You need to update one or more columns in a table with millions of records with data from another table, what’s a good way of going this with low risk and in an optimized way? One of my favorite ways of dealing with millions of records in a table is processing inserts, deletes, or updates in batches.
Updating data in batches of 10,000 records at a time and using a transaction is a simple and efficient way of performing updates on millions of records. The key is to batch out your data to allow you to process a smaller number of records at a time.
use DatabaseName go DECLARE @batchId INT DECLARE @batchSize INT DECLARE @results INT SET @results = 1 SET @batchSize = 10000 SET @batchId = 0 -- when 0 rows returned, exit the loop WHILE (@results > 0) BEGIN BEGIN TRAN; UPDATE Table1 SET columnA = Table2.columnA FROM Table2 INNER JOIN Table1 ON Table2.Id = Table1.Id WHERE Table1.columnA is null AND (Table2.Id > @batchId AND Table2.Id <= @batchId + @batchSize) SET @results = @@ROWCOUNT -- next batch SET @batchId = @batchId + @batchSize COMMIT TRAN; END -- the sql below is just to measure the performance of this update, it is not needed to update your data. DECLARE @startTime DATETIME SELECT @startTime = GETDATE() SET STATISTICS PROFILE ON SELECT COUNT(*) FROM Table1 first OPTION (RECOMPILE) SET STATISTICS PROFILE OFF SELECT 'It took ' + CONVERT(VARCHAR(8), DATEDIFF(ms, @startTime, GETDATE())) + ' ms' GO
In the query above we declare the following variables to do the batching:
- @results – this variable will hold the number of records updated; when zero, the query will stop. This is to avoid an infinite loop.
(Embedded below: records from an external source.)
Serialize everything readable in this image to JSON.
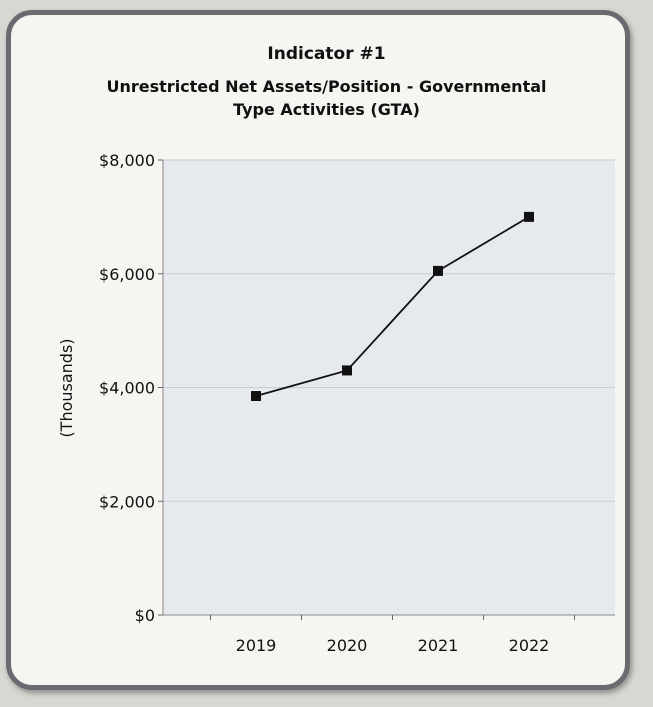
{
  "chart_data": {
    "type": "line",
    "title_line1": "Indicator #1",
    "title_line2": "Unrestricted Net Assets/Position - Governmental",
    "title_line3": "Type Activities (GTA)",
    "xlabel": "",
    "ylabel": "(Thousands)",
    "categories": [
      "2019",
      "2020",
      "2021",
      "2022"
    ],
    "series": [
      {
        "values": [
          3850,
          4300,
          6050,
          7000
        ]
      }
    ],
    "ylim": [
      0,
      8000
    ],
    "yticks": [
      0,
      2000,
      4000,
      6000,
      8000
    ],
    "ytick_labels": [
      "$0",
      "$2,000",
      "$4,000",
      "$6,000",
      "$8,000"
    ],
    "grid": true,
    "legend": "none",
    "colors": {
      "line": "#111111",
      "plot_bg": "#e6e9ee",
      "grid": "#c7cbd2"
    }
  }
}
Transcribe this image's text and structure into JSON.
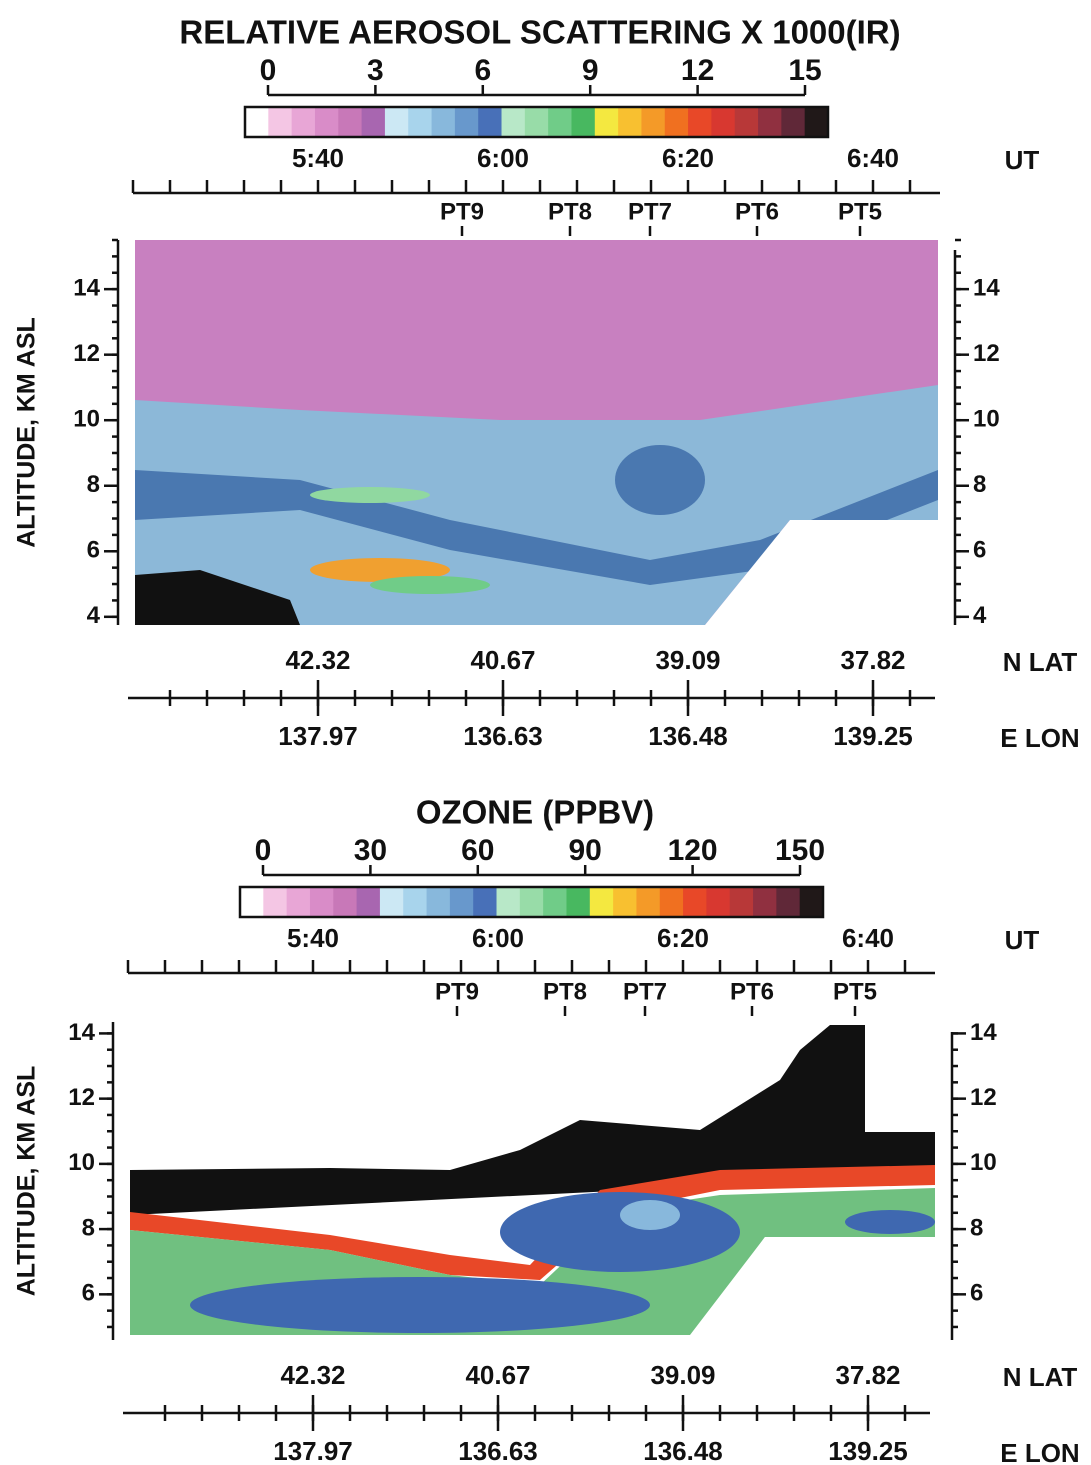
{
  "chart_data": [
    {
      "type": "heatmap",
      "title": "RELATIVE AEROSOL SCATTERING X 1000(IR)",
      "colorbar": {
        "lim": [
          0,
          15
        ],
        "ticks": [
          0,
          3,
          6,
          9,
          12,
          15
        ],
        "colors": [
          "#ffffff",
          "#f4c6e4",
          "#e8a6d6",
          "#d98cc8",
          "#c878b8",
          "#a866b0",
          "#cce8f4",
          "#a8d4ec",
          "#88b8dc",
          "#6898cc",
          "#4870b8",
          "#b8e8c8",
          "#98dca8",
          "#70cc88",
          "#48b860",
          "#f4e840",
          "#f8c030",
          "#f49a28",
          "#f07020",
          "#e84828",
          "#d83830",
          "#b83838",
          "#903040",
          "#602838",
          "#201818"
        ]
      },
      "ut_label": "UT",
      "ut_ticks": [
        "5:40",
        "6:00",
        "6:20",
        "6:40"
      ],
      "points": [
        "PT9",
        "PT8",
        "PT7",
        "PT6",
        "PT5"
      ],
      "lat_label": "N LAT",
      "lat_ticks": [
        42.32,
        40.67,
        39.09,
        37.82
      ],
      "lon_label": "E LON",
      "lon_ticks": [
        137.97,
        136.63,
        136.48,
        139.25
      ],
      "ylabel": "ALTITUDE, KM ASL",
      "ylim": [
        3.75,
        15.5
      ],
      "yticks": [
        4,
        6,
        8,
        10,
        12,
        14
      ]
    },
    {
      "type": "heatmap",
      "title": "OZONE (PPBV)",
      "colorbar": {
        "lim": [
          0,
          150
        ],
        "ticks": [
          0,
          30,
          60,
          90,
          120,
          150
        ],
        "colors": [
          "#ffffff",
          "#f4c6e4",
          "#e8a6d6",
          "#d98cc8",
          "#c878b8",
          "#a866b0",
          "#cce8f4",
          "#a8d4ec",
          "#88b8dc",
          "#6898cc",
          "#4870b8",
          "#b8e8c8",
          "#98dca8",
          "#70cc88",
          "#48b860",
          "#f4e840",
          "#f8c030",
          "#f49a28",
          "#f07020",
          "#e84828",
          "#d83830",
          "#b83838",
          "#903040",
          "#602838",
          "#201818"
        ]
      },
      "ut_label": "UT",
      "ut_ticks": [
        "5:40",
        "6:00",
        "6:20",
        "6:40"
      ],
      "points": [
        "PT9",
        "PT8",
        "PT7",
        "PT6",
        "PT5"
      ],
      "lat_label": "N LAT",
      "lat_ticks": [
        42.32,
        40.67,
        39.09,
        37.82
      ],
      "lon_label": "E LON",
      "lon_ticks": [
        137.97,
        136.63,
        136.48,
        139.25
      ],
      "ylabel": "ALTITUDE, KM ASL",
      "ylim": [
        4.6,
        14.35
      ],
      "yticks": [
        6,
        8,
        10,
        12,
        14
      ]
    }
  ]
}
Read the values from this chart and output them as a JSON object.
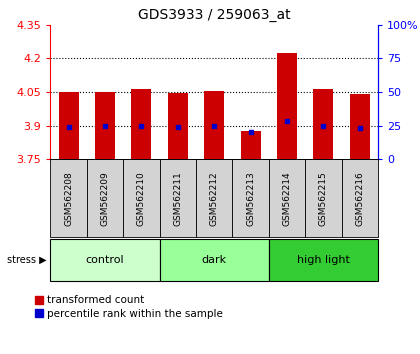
{
  "title": "GDS3933 / 259063_at",
  "samples": [
    "GSM562208",
    "GSM562209",
    "GSM562210",
    "GSM562211",
    "GSM562212",
    "GSM562213",
    "GSM562214",
    "GSM562215",
    "GSM562216"
  ],
  "bar_tops": [
    4.05,
    4.05,
    4.065,
    4.045,
    4.055,
    3.875,
    4.225,
    4.065,
    4.04
  ],
  "bar_bottoms": [
    3.75,
    3.75,
    3.75,
    3.75,
    3.75,
    3.75,
    3.75,
    3.75,
    3.75
  ],
  "blue_dots": [
    3.895,
    3.9,
    3.9,
    3.893,
    3.9,
    3.873,
    3.92,
    3.9,
    3.888
  ],
  "ylim": [
    3.75,
    4.35
  ],
  "yticks_left": [
    3.75,
    3.9,
    4.05,
    4.2,
    4.35
  ],
  "yticks_left_labels": [
    "3.75",
    "3.9",
    "4.05",
    "4.2",
    "4.35"
  ],
  "right_ticks_values": [
    3.75,
    3.9,
    4.05,
    4.2,
    4.35
  ],
  "right_ticks_labels": [
    "0",
    "25",
    "50",
    "75",
    "100%"
  ],
  "gridlines": [
    3.9,
    4.05,
    4.2
  ],
  "groups": [
    {
      "label": "control",
      "start": 0,
      "end": 3,
      "color": "#ccffcc"
    },
    {
      "label": "dark",
      "start": 3,
      "end": 6,
      "color": "#99ff99"
    },
    {
      "label": "high light",
      "start": 6,
      "end": 9,
      "color": "#33cc33"
    }
  ],
  "bar_color": "#cc0000",
  "dot_color": "#0000cc",
  "sample_bg_color": "#d3d3d3",
  "legend_red": "transformed count",
  "legend_blue": "percentile rank within the sample",
  "stress_label": "stress"
}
- @batchId – this is set to zero initially, and it is used to compare the table id against it, and after each update, it is set to the id plus the batch size. This allows splitting the millions of records into batches.
- @batchSize – the number of records to update at a time.
It is important to know that the above algorithm will only work when your table’s primary keys are of type int. If your table’s primary keys are guids, the above will not work.
The section at the end of the query is only used to review the performance of your updates, it is not necessary to update the data and it is a nice way to see how the query performs overall.
I hope the information in this post is helpful, and it helps you learn a simple way to update millions of records in batches, making it easier and lower risk than attempting to do it all at once.